Last weekend I asked myself: “How fast is zeitgeist, and can we make zeitgeist even faster?” It turned out to be a too general question, zeitgeist has various places where performance matters, so I decided to take a first look at some very basic FindEvents queries.
To get a first impression of how fast some commonly used queries are I wrote a small benchmarking tool which on the one hand gets me some timings and also is able to produce some nice plots.
The first plot I started with gave me a first overview, the speed of these queries varies from a few milliseconds to over half a second. But as you can see, the slower queries all have a red border around their bar, this means that we are not using our SQL indices for such queries. So my first step of this optimization story was to change the queries in a way that they are using the index they should.
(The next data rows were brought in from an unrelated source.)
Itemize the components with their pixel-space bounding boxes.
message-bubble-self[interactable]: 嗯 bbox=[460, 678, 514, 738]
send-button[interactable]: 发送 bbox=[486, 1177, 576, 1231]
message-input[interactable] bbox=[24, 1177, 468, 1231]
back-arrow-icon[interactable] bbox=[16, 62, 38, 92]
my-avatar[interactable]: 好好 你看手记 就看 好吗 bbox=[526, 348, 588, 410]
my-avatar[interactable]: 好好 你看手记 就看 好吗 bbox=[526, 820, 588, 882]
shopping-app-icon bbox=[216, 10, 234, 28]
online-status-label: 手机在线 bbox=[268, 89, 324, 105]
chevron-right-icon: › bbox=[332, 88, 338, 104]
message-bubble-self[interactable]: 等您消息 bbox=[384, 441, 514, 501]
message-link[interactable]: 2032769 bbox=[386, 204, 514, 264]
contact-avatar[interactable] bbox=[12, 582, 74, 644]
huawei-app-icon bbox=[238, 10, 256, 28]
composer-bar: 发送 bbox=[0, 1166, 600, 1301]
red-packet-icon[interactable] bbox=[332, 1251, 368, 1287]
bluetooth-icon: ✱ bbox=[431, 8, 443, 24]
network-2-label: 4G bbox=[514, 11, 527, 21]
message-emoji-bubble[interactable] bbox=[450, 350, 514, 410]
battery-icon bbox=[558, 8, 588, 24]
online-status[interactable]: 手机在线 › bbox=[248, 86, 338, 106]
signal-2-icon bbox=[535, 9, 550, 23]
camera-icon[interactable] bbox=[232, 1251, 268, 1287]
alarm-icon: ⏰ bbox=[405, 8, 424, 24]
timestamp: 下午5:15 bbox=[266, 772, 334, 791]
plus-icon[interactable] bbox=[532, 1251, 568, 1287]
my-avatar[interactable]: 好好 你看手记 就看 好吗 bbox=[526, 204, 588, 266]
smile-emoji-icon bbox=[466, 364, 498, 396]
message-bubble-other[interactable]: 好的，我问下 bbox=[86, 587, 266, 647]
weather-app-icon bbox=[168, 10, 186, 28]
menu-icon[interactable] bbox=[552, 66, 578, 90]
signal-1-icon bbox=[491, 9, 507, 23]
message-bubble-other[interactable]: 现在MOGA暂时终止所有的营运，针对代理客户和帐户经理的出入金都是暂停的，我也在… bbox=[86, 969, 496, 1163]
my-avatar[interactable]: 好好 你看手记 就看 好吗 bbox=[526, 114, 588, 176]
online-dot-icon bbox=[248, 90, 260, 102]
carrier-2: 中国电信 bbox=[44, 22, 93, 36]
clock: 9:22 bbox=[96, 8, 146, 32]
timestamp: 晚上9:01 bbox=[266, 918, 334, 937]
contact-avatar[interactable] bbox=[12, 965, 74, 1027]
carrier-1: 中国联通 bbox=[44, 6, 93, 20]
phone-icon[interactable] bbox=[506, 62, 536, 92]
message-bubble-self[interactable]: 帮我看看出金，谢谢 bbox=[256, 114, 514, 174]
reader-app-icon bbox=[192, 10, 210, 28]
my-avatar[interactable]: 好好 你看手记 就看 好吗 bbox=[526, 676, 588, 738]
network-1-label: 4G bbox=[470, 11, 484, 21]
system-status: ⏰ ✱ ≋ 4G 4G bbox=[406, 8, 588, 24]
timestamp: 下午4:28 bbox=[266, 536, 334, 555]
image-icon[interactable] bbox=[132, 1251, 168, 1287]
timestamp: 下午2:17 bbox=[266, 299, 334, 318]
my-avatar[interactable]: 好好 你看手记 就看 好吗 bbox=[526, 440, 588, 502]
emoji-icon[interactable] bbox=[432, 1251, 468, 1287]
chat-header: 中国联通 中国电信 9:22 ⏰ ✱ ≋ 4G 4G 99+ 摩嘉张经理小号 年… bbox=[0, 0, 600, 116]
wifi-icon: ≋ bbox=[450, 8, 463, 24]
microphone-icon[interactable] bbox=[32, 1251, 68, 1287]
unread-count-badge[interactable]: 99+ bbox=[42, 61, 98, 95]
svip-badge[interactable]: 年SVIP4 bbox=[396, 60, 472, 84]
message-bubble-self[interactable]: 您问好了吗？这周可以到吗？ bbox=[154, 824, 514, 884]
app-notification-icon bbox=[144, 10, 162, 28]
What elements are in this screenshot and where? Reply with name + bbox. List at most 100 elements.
And voila, since yesterday these queries are multiple times faster, as you can see in this plot. The yellow series show the same data as the first plot, and the additional series in cyan shows how fast the same queries are after this first step of optimization – pretty impressive.
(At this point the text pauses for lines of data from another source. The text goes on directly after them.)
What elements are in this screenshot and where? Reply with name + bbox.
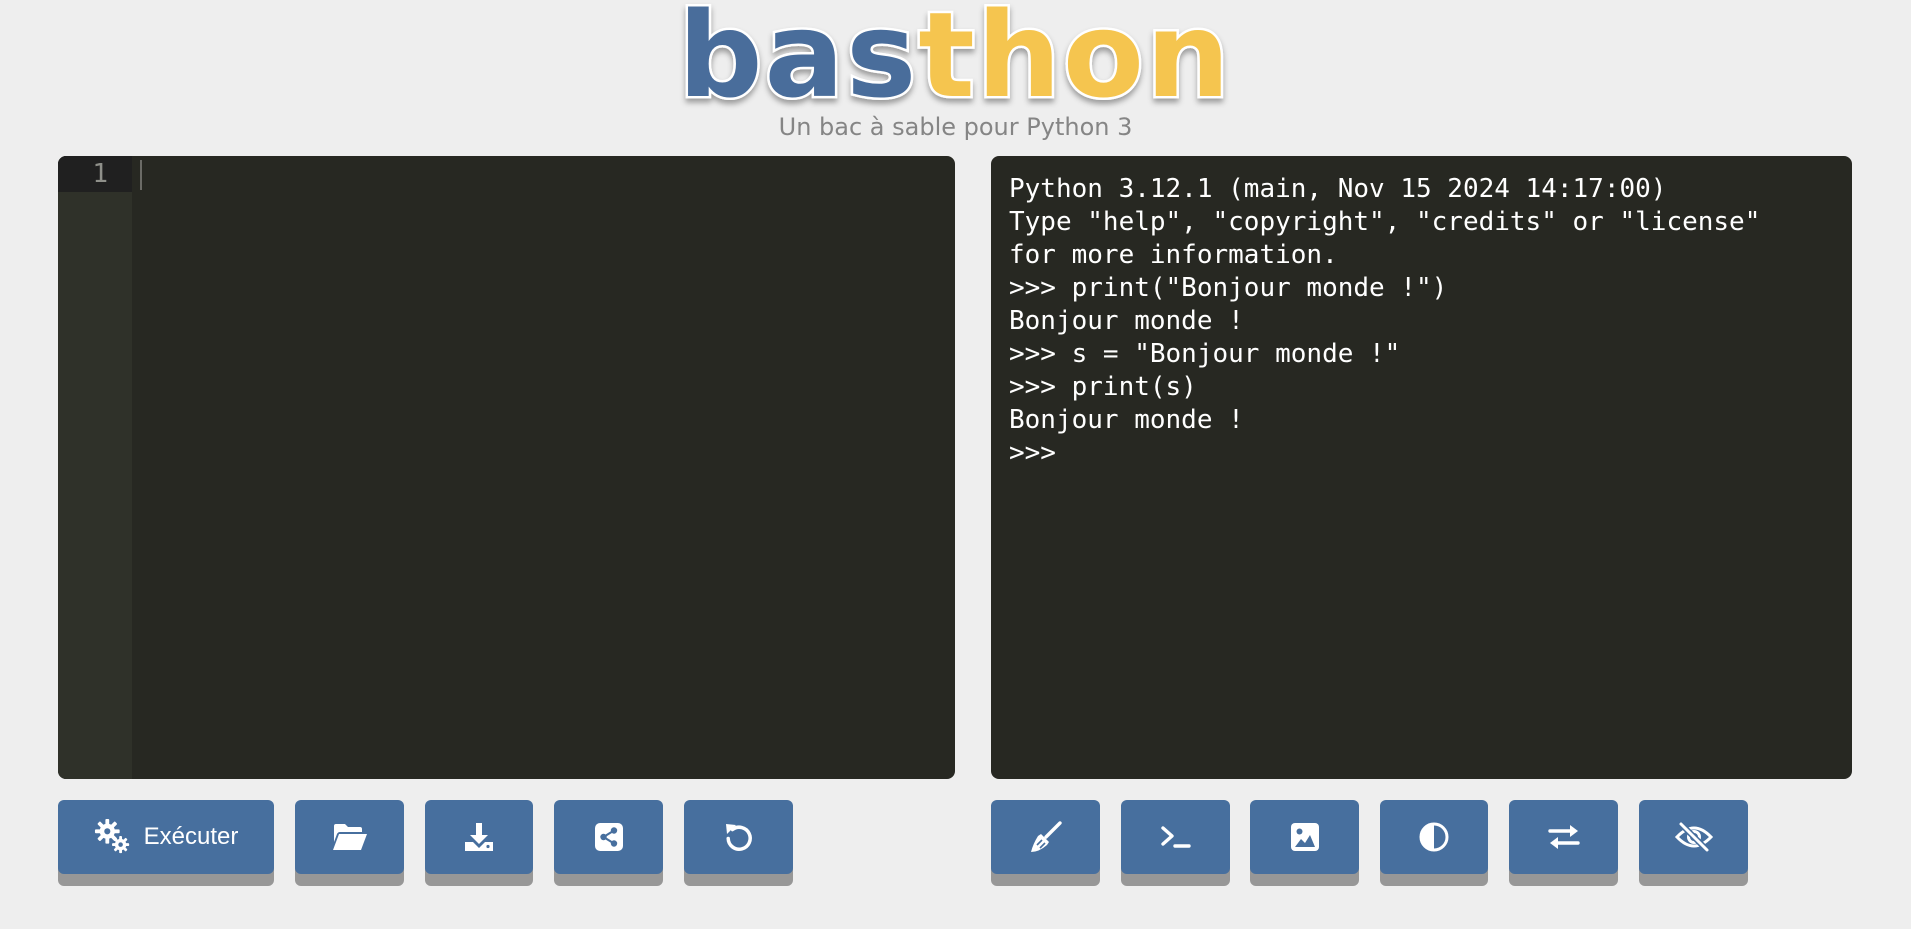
graphics-button[interactable] (1250, 800, 1359, 874)
console-line: Type "help", "copyright", "credits" or "… (1009, 207, 1761, 237)
console-line: Python 3.12.1 (main, Nov 15 2024 14:17:0… (1009, 174, 1667, 204)
share-button[interactable] (554, 800, 663, 874)
broom-icon (1030, 821, 1062, 852)
folder-open-icon (332, 824, 367, 850)
basthon-logo: basthon (676, 0, 1233, 110)
undo-icon (725, 824, 752, 851)
gears-icon (94, 818, 129, 854)
shell-button[interactable] (1121, 800, 1230, 874)
console-prompt[interactable]: >>> (1009, 437, 1760, 470)
share-icon (594, 823, 623, 851)
console-line: >>> s = "Bonjour monde !" (1009, 339, 1401, 369)
console-line: Bonjour monde ! (1009, 405, 1244, 435)
swap-icon (1547, 825, 1580, 849)
run-button-label: Exécuter (143, 823, 239, 850)
line-number: 1 (92, 159, 108, 189)
active-line-gutter: 1 (58, 156, 132, 192)
hide-button[interactable] (1639, 800, 1748, 874)
run-button[interactable]: Exécuter (58, 800, 274, 874)
subtitle: Un bac à sable pour Python 3 (778, 113, 1133, 141)
basthon-page: basthon Un bac à sable pour Python 3 1 P… (0, 0, 1911, 929)
console-line: >>> print("Bonjour monde !") (1009, 273, 1448, 303)
console-output: Python 3.12.1 (main, Nov 15 2024 14:17:0… (1009, 173, 1760, 470)
terminal-icon (1160, 826, 1191, 848)
image-icon (1290, 823, 1319, 851)
download-icon (465, 823, 493, 851)
swap-button[interactable] (1509, 800, 1618, 874)
download-button[interactable] (425, 800, 533, 874)
theme-button[interactable] (1380, 800, 1488, 874)
console-line: >>> print(s) (1009, 372, 1197, 402)
svg-text:basthon: basthon (678, 0, 1232, 110)
editor-gutter: 1 (58, 156, 132, 779)
python-console[interactable]: Python 3.12.1 (main, Nov 15 2024 14:17:0… (991, 156, 1852, 779)
code-editor[interactable]: 1 (58, 156, 955, 779)
contrast-icon (1419, 822, 1449, 852)
reset-button[interactable] (684, 800, 793, 874)
open-button[interactable] (295, 800, 404, 874)
clear-console-button[interactable] (991, 800, 1100, 874)
console-line: for more information. (1009, 240, 1338, 270)
eye-slash-icon (1674, 821, 1713, 853)
console-line: Bonjour monde ! (1009, 306, 1244, 336)
text-cursor (140, 160, 142, 190)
But we can do even better! Until now I exclusively looked at the class of queries where the timerange argument is “TimeRange.always()”, which is already optimized. So my next question was: “What happens if we do not query over the whole period of time, but only a random interval?”. To understand the next plot you have to know that all events in my sample activity log (which contains 50000 events) have a timestamp greater than 0 and lower than 50000, so ‘TimeRange.always()’ and the intervall ‘(1, 60000)’ will return the same result. The plot is a bit harder to read: always a yellow and a cyan bar describe the same kind of query, using the same codebase. The only difference is that the yellow bars are using a concrete time-interval were the cyan ones are using the already optimized ‘TimeRange.always()’ statement – and remember, both types will return the same results. And as you can see, ‘TimeRange.always()’ is up to three times faster! But I already have a fix, take a look at this one, the yellow and purple bars are the same as in the last plot, and the cyan series shows the upcoming optimization which will hopefully land in zeitgeist soonish. querying on random time intervals will roughly be at the same speed than on the complete time-period.